Q1 — What is the correct argument order for Input.get_vector(...) to drive top-down movement?

A. ("move_up", "move_down", "move_left", "move_right") B. ("move_left", "move_right", "move_up", "move_down") C. ("move_right", "move_left", "move_down", "move_up") D. Order does not matter; get_vector sorts them.

Reveal answer

B — negative-X, positive-X, negative-Y, positive-Y (left, right, up, down). get_vector builds the X component from the first two and the Y from the last two, subtracting the first of each pair from the second. Order absolutely matters (D is wrong); A swaps the axes (you'd get vertical input on the X axis); C inverts both pairs (left/right and up/down would be reversed).

Q2 — You want the player to swing once per click, but holding the button currently swings every frame. Which call fixes it?

A. Replace is_action_pressed("attack") with is_action_just_pressed("attack"). B. Replace is_action_pressed("attack") with is_action_just_released("attack"). C. Lower the physics tick rate so frames are rarer. D. Unbind the mouse and bind only a key.

Reveal answer

A. is_action_pressed is true every held frame (continuous); is_action_just_pressed is true only on the down-frame (discrete) — one swing per click. B would swing on release, which is a different feel and still one-per-click but usually not what's wanted. C is a hack that changes simulation timing, not the per-press logic. D doesn't address the held-frame problem at all.

Q3 — Why bind move_up to a named action instead of reading KEY_W directly in the player script?
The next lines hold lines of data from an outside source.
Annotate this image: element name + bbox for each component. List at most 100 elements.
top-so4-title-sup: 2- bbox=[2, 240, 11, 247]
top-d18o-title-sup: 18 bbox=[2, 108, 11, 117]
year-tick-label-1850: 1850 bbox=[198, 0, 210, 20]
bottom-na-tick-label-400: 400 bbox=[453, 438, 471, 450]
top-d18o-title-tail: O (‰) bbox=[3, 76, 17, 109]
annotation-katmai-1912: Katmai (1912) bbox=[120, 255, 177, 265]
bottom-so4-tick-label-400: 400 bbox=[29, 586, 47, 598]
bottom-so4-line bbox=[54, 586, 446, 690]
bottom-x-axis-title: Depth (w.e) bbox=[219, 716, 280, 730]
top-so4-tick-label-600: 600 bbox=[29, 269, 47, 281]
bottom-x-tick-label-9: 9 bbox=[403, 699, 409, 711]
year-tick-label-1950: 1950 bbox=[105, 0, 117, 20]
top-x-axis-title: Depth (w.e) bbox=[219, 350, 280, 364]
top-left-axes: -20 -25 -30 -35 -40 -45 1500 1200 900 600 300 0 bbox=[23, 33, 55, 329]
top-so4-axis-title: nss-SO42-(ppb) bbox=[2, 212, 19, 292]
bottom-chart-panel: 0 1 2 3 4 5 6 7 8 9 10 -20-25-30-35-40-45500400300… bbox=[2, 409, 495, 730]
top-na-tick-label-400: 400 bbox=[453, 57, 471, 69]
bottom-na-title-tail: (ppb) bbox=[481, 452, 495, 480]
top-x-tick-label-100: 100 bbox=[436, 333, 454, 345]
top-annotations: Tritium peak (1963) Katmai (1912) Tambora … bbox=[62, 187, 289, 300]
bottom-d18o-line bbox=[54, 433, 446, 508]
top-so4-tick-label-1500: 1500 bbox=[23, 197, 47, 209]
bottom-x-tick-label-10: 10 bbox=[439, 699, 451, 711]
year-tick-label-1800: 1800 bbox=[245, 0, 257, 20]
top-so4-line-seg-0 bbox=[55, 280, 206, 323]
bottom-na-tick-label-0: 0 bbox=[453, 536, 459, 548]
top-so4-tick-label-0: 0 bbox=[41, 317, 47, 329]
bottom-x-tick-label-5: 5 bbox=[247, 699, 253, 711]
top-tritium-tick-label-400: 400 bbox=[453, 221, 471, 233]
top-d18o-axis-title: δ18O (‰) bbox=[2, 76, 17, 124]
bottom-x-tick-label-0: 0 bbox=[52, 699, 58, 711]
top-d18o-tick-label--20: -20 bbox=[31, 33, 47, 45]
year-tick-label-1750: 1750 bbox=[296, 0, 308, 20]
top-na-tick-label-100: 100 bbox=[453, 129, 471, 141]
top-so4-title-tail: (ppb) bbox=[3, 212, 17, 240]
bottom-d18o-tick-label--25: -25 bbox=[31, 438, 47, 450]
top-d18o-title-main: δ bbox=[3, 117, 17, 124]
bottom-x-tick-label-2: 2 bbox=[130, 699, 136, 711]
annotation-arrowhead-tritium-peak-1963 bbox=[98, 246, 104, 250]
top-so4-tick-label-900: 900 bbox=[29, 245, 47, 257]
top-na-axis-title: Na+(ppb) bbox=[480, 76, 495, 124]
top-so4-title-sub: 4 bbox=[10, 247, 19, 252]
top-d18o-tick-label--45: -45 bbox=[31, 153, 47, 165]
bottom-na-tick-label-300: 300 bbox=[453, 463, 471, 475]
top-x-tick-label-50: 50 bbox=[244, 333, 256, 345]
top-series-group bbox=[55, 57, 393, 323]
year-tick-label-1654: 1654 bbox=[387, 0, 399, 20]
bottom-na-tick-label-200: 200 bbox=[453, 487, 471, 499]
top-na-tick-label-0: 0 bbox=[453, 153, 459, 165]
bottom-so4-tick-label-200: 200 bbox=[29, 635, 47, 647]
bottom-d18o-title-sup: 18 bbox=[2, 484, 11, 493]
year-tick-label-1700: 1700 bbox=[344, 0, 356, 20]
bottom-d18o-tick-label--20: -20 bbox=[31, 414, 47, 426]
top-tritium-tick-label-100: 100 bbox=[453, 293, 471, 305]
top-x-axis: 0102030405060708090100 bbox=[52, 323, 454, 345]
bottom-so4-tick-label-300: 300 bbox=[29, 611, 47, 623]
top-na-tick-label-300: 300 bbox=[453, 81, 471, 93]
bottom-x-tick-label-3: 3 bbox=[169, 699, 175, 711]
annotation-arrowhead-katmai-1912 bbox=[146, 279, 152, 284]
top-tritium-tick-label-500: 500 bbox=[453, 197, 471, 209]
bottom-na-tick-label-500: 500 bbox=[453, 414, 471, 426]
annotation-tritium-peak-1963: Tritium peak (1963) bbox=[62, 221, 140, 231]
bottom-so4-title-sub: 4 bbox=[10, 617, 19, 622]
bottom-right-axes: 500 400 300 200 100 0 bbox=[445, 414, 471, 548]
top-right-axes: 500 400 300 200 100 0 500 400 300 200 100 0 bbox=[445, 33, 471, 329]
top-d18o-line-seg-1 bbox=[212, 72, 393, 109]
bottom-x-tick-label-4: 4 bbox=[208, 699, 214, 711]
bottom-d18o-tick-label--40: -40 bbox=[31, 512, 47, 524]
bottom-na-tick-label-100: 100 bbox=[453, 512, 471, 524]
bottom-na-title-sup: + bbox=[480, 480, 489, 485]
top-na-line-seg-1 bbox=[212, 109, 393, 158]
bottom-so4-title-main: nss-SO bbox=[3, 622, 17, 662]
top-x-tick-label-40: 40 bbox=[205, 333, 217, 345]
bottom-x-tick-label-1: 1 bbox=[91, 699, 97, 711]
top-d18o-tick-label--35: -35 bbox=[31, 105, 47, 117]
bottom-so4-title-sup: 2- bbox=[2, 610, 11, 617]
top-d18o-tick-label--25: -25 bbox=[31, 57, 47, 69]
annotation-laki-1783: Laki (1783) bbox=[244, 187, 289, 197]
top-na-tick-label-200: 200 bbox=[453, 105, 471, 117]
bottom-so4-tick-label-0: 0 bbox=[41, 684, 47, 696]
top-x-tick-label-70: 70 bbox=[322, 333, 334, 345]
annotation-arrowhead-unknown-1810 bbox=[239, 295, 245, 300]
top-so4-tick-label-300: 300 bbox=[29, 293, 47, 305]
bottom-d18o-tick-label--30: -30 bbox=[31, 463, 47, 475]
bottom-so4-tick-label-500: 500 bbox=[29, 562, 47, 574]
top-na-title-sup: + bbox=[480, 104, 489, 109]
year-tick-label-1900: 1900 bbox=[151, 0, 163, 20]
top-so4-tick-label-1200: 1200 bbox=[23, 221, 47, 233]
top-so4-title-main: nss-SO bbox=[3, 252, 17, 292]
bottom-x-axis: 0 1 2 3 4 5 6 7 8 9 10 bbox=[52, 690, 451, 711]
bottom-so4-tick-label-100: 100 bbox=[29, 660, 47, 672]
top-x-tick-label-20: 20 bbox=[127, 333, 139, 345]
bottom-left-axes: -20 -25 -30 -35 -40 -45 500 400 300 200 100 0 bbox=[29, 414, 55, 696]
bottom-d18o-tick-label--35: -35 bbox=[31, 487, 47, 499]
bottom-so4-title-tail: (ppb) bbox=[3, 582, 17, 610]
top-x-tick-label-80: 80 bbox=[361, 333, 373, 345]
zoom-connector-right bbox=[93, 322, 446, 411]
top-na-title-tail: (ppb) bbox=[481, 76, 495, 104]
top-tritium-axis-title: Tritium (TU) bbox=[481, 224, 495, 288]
A. KEY_W is slower to evaluate than an action lookup. B. Actions let one intent bind multiple devices (key + gamepad) and be rebound without touching gameplay code; raw keys scatter device knowledge through the codebase. C. Godot forbids reading key codes directly. D. Actions automatically save the player's rebinds to disk.

Reveal answer

B. The action is the decoupling seam: one move_up covers keyboard and controller and can be rebound in one place, while KEY_W hard-codes one device into every site that reads it. A is not a meaningful performance difference. C is false — you can read key codes (via InputEvent), you just shouldn't for gameplay. D overstates it: actions don't persist rebinds for you; you save the rebound config to user:// yourself.

Integration question

Q4 — open

M1.1 distinguished project settings (shipped) from user settings (per-player). The InputMap is a project setting. Yet a player's rebound controls are per-player. Reconcile these: where does the default action set live, where must a player's customized bindings live, and what property of the action layer makes supporting both straightforward?

Reveal expected answer

The default action set lives in project.godot under [input] — it ships with the game and is the same for everyone, exactly like the resolution and stretch settings from M1.1. A player's customized bindings are per-player runtime state and must be written under user://, because res:///project.godot is read-only in an exported build and shared across players. The property that makes supporting both easy is that gameplay code references actions, not devices: the default bindings and the player's overrides are both just sets of events attached to the same action names, so swapping in a player's saved bindings at startup (via InputMap) changes behavior without changing a single gameplay call site.